Os estudantes chineses são largamente maioritários na UMAC e a portuguesa acha possível que se criem laços de amizade. Depende sempre das duas partes, defende. “Uma das minhas melhores amigas do mestrado é chinesa. Foi minha parceira em quase todas as investigações, fomos juntas a conferências à Malásia, à Índia e à Tailândia. Estejam eles abertos a nós, e nós a eles, e a relação é possível”, refere.

Joana Vieira viveu um ano na residência da UMAC e hoje partilha casa com amigas portuguesas na península. Já pensa no doutoramento mas está convicta que não quer fazê-lo em regime de bolseira, mas antes trabalhando ao mesmo tempo. “Mas ainda não sei onde. Pode ser aqui, pode ser noutro sítio qualquer. Não quero é voltar para a Europa. A Europa agora só nos transmite energia negativa. Prefiro ficar onde o mundo está a crescer, onde as coisas estão a acontecer – ainda há muito para fazer aqui.”

 

 

Ivan Caetano

29 anos, Moçambique

“Já bebi a água do Lilau.” É assim que Ivan Caetano, que trocou Maputo por Macau para fazer o mestrado, declara amor a esta terra. Chegou em 2007, beneficiando da cooperação entre a Faculdade de Direito da UMAC e a Faculdade de Direito da Universidade Eduardo Mondlane, na capital moçambicana. “Escolhi Macau, desde logo, porque já cá estavam colegas meus no âmbito da mesma cooperação e deram-me boas recomendações”, conta. Depois, acrescenta Caetano, porque Macau tem algo em comum com Moçambique: “O facto de terem em Portugal como elemento denominador, a língua e a cultura. E o sonho de conhecer a China também foi um factor que influenciou bastante”.

A integração na comunidade lusófona do território resultou fácil e Ivan Caetano não restringiu a vida em Macau ao mestrado em Direito Internacional. Por exemplo, é jogador do Sporting de Macau, equipa da terceira divisão do futebol local. E é toda essa envolvência que o faz não fechar a porta ao doutoramento. “Como dizia alguém, uma vez em Macau, sempre em Macau. Sinto-me bem cá, fiz grandes e bons amigos e tratam-me bem. Portanto, posso dizer que Macau é a minha segunda casa, e posso sempre voltar, ainda que seja de visita”.

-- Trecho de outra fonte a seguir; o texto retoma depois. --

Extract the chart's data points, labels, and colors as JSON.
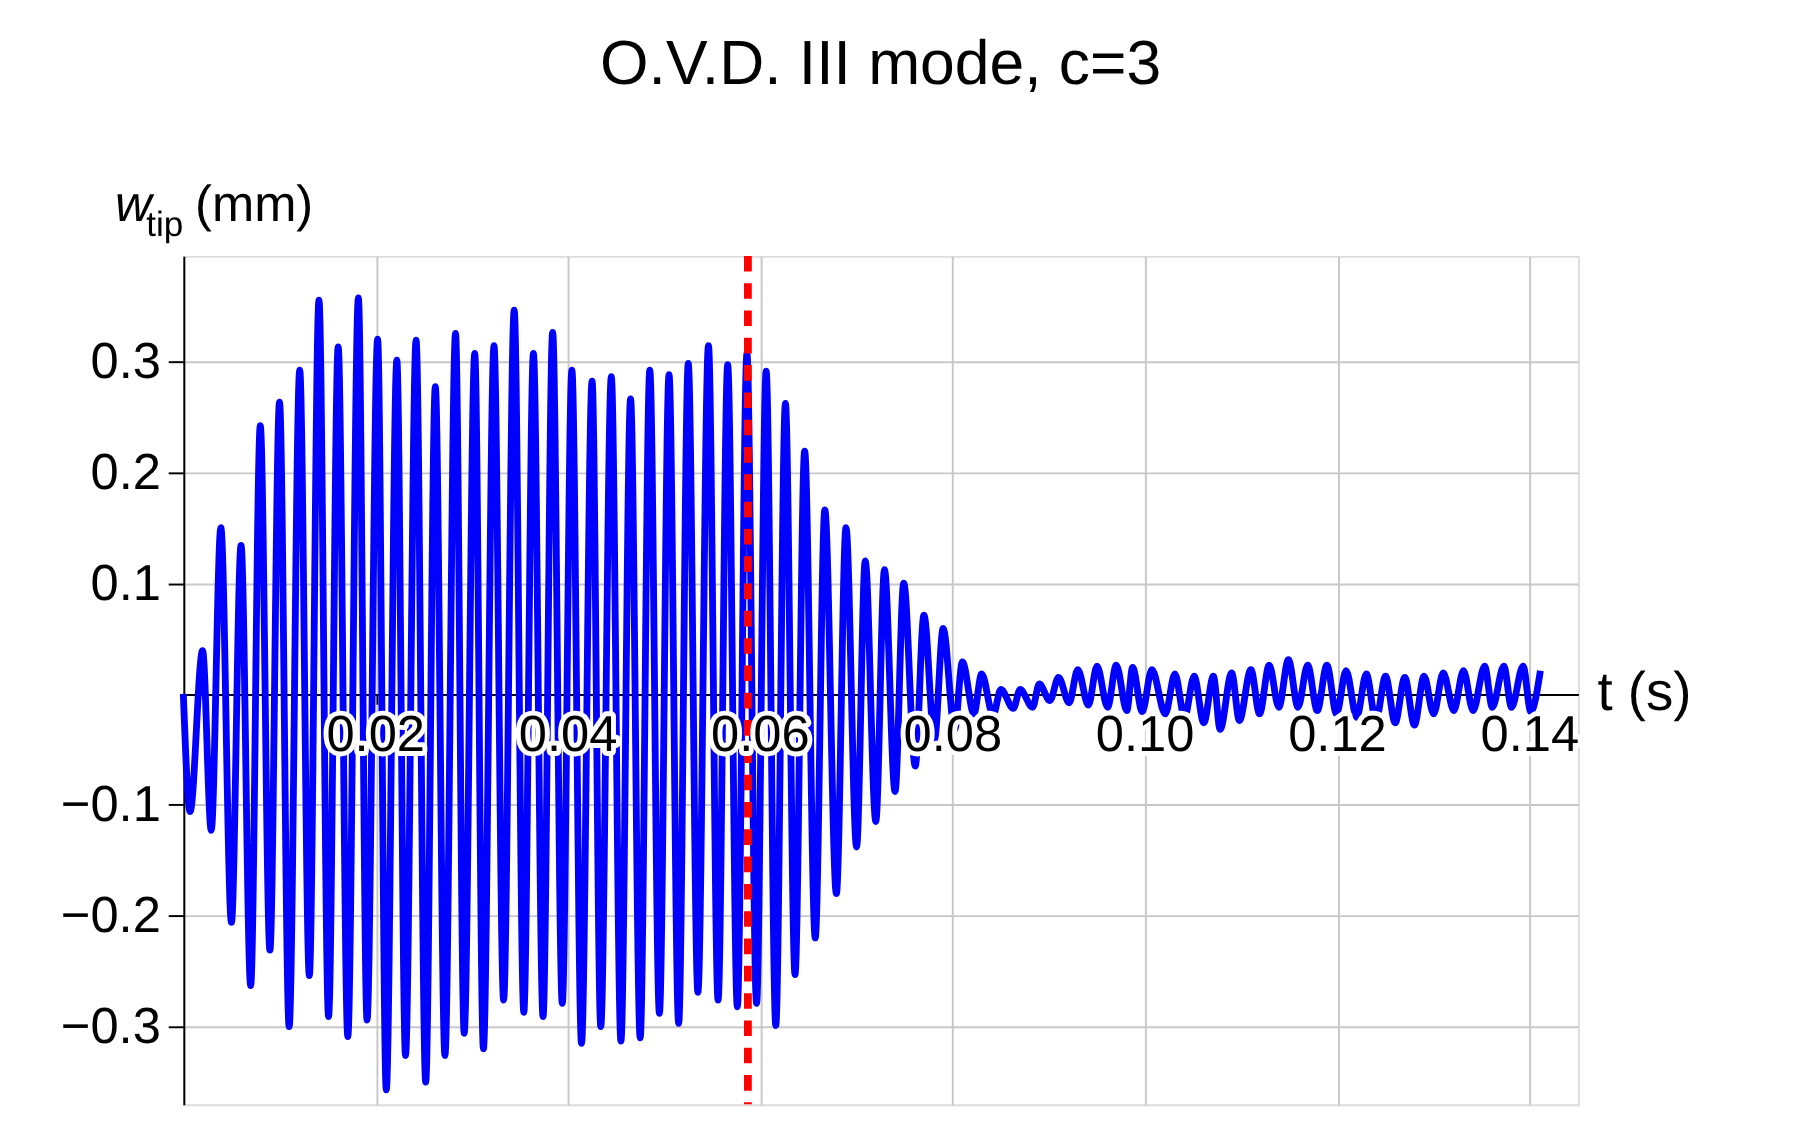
{
  "chart_data": {
    "type": "line",
    "title": "O.V.D. III mode, c=3",
    "xlabel": "t (s)",
    "ylabel": "w$_{tip}$(mm)",
    "xlim": [
      0,
      0.145
    ],
    "ylim": [
      -0.37,
      0.395
    ],
    "xticks": [
      0.02,
      0.04,
      0.06,
      0.08,
      {
        "value": 0.1,
        "label": "0.10"
      },
      0.12,
      0.14
    ],
    "yticks": [
      {
        "value": -0.3,
        "label": "−0.3"
      },
      {
        "value": -0.2,
        "label": "−0.2"
      },
      {
        "value": -0.1,
        "label": "−0.1"
      },
      0.1,
      0.2,
      0.3
    ],
    "grid": true,
    "line_style": "solid",
    "ref_lines": [
      {
        "axis": "x",
        "value": 0.0587,
        "color": "#ff0000",
        "line_style": "dashed"
      }
    ],
    "series": [
      {
        "color": "#0000ff",
        "x": [
          0,
          0.0007,
          0.002,
          0.0029,
          0.0039,
          0.005,
          0.006,
          0.007,
          0.008,
          0.009,
          0.01,
          0.011,
          0.0121,
          0.0131,
          0.0141,
          0.0151,
          0.0161,
          0.0171,
          0.0182,
          0.0191,
          0.0202,
          0.0211,
          0.0222,
          0.0231,
          0.0242,
          0.0252,
          0.0262,
          0.0272,
          0.0283,
          0.0292,
          0.0303,
          0.0312,
          0.0323,
          0.0333,
          0.0344,
          0.0354,
          0.0364,
          0.0374,
          0.0384,
          0.0394,
          0.0404,
          0.0414,
          0.0425,
          0.0434,
          0.0445,
          0.0455,
          0.0465,
          0.0475,
          0.0485,
          0.0495,
          0.0505,
          0.0515,
          0.0525,
          0.0535,
          0.0546,
          0.0556,
          0.0566,
          0.0576,
          0.0586,
          0.0596,
          0.0606,
          0.0616,
          0.0626,
          0.0636,
          0.0646,
          0.0657,
          0.0667,
          0.0679,
          0.0689,
          0.07,
          0.0709,
          0.072,
          0.0729,
          0.074,
          0.0749,
          0.0761,
          0.077,
          0.0781,
          0.079,
          0.0802,
          0.081,
          0.0822,
          0.083,
          0.0842,
          0.085,
          0.0863,
          0.087,
          0.0883,
          0.089,
          0.0901,
          0.091,
          0.0921,
          0.093,
          0.0941,
          0.095,
          0.0961,
          0.097,
          0.0981,
          0.0987,
          0.0997,
          0.1007,
          0.1021,
          0.1031,
          0.1041,
          0.1051,
          0.1061,
          0.1071,
          0.1078,
          0.109,
          0.1098,
          0.111,
          0.1119,
          0.1129,
          0.1139,
          0.1149,
          0.1159,
          0.1169,
          0.1179,
          0.1189,
          0.1199,
          0.1209,
          0.122,
          0.123,
          0.124,
          0.125,
          0.126,
          0.127,
          0.128,
          0.129,
          0.13,
          0.131,
          0.1321,
          0.1331,
          0.1341,
          0.1353,
          0.1361,
          0.1373,
          0.1381,
          0.1393,
          0.1401,
          0.1411
        ],
        "values": [
          0,
          -0.106,
          0.039,
          -0.123,
          0.15,
          -0.206,
          0.134,
          -0.263,
          0.242,
          -0.231,
          0.263,
          -0.3,
          0.292,
          -0.254,
          0.355,
          -0.291,
          0.313,
          -0.309,
          0.357,
          -0.294,
          0.32,
          -0.357,
          0.301,
          -0.326,
          0.319,
          -0.35,
          0.277,
          -0.326,
          0.325,
          -0.306,
          0.307,
          -0.32,
          0.314,
          -0.276,
          0.346,
          -0.287,
          0.307,
          -0.291,
          0.326,
          -0.279,
          0.292,
          -0.315,
          0.282,
          -0.3,
          0.286,
          -0.313,
          0.266,
          -0.31,
          0.292,
          -0.288,
          0.288,
          -0.297,
          0.298,
          -0.269,
          0.314,
          -0.276,
          0.297,
          -0.282,
          0.307,
          -0.279,
          0.291,
          -0.299,
          0.262,
          -0.253,
          0.219,
          -0.22,
          0.166,
          -0.18,
          0.15,
          -0.138,
          0.12,
          -0.115,
          0.112,
          -0.088,
          0.1,
          -0.065,
          0.071,
          -0.041,
          0.059,
          -0.032,
          0.029,
          -0.018,
          0.018,
          -0.019,
          0.004,
          -0.013,
          0.004,
          -0.012,
          0.009,
          -0.006,
          0.015,
          -0.008,
          0.022,
          -0.01,
          0.025,
          -0.012,
          0.026,
          -0.015,
          0.024,
          -0.016,
          0.022,
          -0.018,
          0.018,
          -0.021,
          0.016,
          -0.026,
          0.016,
          -0.032,
          0.019,
          -0.024,
          0.022,
          -0.018,
          0.026,
          -0.012,
          0.031,
          -0.012,
          0.026,
          -0.015,
          0.026,
          -0.018,
          0.021,
          -0.021,
          0.018,
          -0.024,
          0.016,
          -0.026,
          0.015,
          -0.028,
          0.016,
          -0.018,
          0.019,
          -0.015,
          0.021,
          -0.015,
          0.025,
          -0.012,
          0.025,
          -0.012,
          0.025,
          -0.016,
          0.021
        ]
      }
    ]
  }
}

Voltar só mais tarde porque, terminado o mestrado, será hora de regressar à terra. “Devo regressar à mãe África, as saudades já são tantas… Só fui lá de férias em 2008”, lembra. É na Universidade Eduardo Mondlane, onde é assistente estagiário, que conta dar um “contributo”. E está aberto a “outras actividades afins na área do Direito”.

De Macau, Ivan Caetano leva uma experiência humana rica mas está igualmente satisfeito com os frutos académicos. “No que concerne ao ensino cá, devo dizer que senti uma diferença enorme, mas tal diferença resulta do facto de estar a fazer o mestrado em língua inglesa”, elabora. Foi na RAEM que o estudante desenvolveu o idioma de Shakespeare, “entre colegas, livros, etc.”. A exigência foi maior mas o estímulo também e isso “foi positivo no sentido de que exigia outro tipo de organização e traquejo, de disciplina”.

Caetano diz que a qualidade do ensino na UMAC é boa. “Temos excelentes professores, temos uma biblioteca rica, quer física quer virtual, e temos excelentes condições e um bom ambiente. Só tenho a agradecer a oportunidade que me foi dada de poder fazer parte desta família.”